L’efficacia della critica contenuta nei versi di Da Ponte (accompagnati da una musica che
asseconda l’incedere vertiginoso del testo) contro la giurisprudenza pratica del secolo passato è
evidente. L’incertezza, la confusione e la retorica fine a sé stessa dell’erudizione legale ancora
secentesca viene infatti descritta con un’impietosa ed eloquente sintesi che avrebbe fatto
invidia alla maggior parte degli scritti dei coevi giuristi illuministi.
Ma l’opera non esaurisce nel primo atto la propria forza: la polemica antinobiliare (che già
caratterizzava la pièce di Beaumarchais La Folle journée, ou le Mariage de Figaro, da cui Da
Ponte trasse spunto per scrivere il suo libretto) si concretizza in una forte critica contro la
giustizia feudale. Nel terzo atto dell’opera troviamo in effetti un “breve affresco” di un giudizio
feudale quando il conte di Almaviva si trova a dover dirimere una controversia insorta tra due
suoi servitori, Figaro e Marcellina, con la seconda che pretende venga data esecuzione ad un
contratto di promessa di matrimonio prestata dal primo a fronte di un prestito di denaro.
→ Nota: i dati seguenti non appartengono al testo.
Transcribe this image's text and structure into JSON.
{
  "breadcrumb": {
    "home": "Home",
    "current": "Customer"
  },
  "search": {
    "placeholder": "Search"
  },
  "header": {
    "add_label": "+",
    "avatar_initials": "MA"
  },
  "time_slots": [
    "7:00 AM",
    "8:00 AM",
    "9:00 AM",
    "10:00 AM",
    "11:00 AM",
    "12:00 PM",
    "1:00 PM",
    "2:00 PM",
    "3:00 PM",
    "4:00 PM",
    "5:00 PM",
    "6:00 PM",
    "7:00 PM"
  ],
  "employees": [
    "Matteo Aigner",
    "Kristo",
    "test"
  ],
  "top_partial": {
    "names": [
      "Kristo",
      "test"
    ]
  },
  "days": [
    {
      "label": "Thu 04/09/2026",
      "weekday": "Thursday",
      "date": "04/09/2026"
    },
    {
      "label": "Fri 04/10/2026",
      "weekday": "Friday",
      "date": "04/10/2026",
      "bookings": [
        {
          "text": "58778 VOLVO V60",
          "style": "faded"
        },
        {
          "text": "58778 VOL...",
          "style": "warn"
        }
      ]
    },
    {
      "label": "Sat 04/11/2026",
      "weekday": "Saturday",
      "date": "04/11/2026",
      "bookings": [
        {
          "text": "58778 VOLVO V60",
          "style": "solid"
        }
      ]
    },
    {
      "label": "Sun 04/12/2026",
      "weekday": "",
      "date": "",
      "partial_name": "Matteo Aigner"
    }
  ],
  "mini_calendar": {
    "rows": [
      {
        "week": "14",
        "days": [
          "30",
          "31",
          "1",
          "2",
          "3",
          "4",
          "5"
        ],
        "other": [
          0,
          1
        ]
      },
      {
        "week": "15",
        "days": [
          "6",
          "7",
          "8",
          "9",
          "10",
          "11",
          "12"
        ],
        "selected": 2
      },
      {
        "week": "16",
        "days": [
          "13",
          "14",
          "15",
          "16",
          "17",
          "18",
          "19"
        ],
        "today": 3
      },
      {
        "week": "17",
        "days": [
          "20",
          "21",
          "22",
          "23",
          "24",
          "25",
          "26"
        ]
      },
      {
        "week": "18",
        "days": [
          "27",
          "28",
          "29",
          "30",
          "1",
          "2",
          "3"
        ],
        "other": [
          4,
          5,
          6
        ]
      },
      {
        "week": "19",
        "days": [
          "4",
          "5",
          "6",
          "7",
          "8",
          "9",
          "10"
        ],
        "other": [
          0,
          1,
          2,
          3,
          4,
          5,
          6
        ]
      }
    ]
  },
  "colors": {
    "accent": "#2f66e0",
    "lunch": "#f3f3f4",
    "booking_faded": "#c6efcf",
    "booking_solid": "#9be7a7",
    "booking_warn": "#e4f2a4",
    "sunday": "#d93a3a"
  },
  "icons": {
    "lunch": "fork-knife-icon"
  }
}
Non a caso quindi il grande musicologo austriaco Bernhard Paumgartner individuò come
elementi fondamentali di questo capolavoro mozartiano l’amore ed il diritto, declinato come
feroce satira di un sistema giuridico radicalizzato nei suoi aspetti grotteschi e paradossali.
S
e si guarda al più famoso compositore del Bel Paese, Giuseppe Verdi, ci si rende
conto che anche nelle opere del maestro parmigiano non mancano riflessioni e
critiche su istituti giuridici (ma anche sociali) coevi.
Basti innanzi tutto pensare al tema della paternità, sviscerato in diversi titoli in ogni sua forma
(padre-figli e padre-figlie) proponendo un intreccio di sentimenti che necessariamente finisce
con l’interessare anche problemi sociali e che talvolta sottende una malcelata critica al rigido
equilibrio famigliare e generazionale tipico della società borghese ottocentesca.
Tuttavia, nelle opere di Verdi non si riscontrano solamente “echi” di diritto familiare e privato,
ma in alcune di esse sono presenti chiari riferimenti su delicate questioni contemporanee di
diritto pubblico, come il turbolento rapporto tra Stato e Chiesa nei primi anni successivi
all’Unità.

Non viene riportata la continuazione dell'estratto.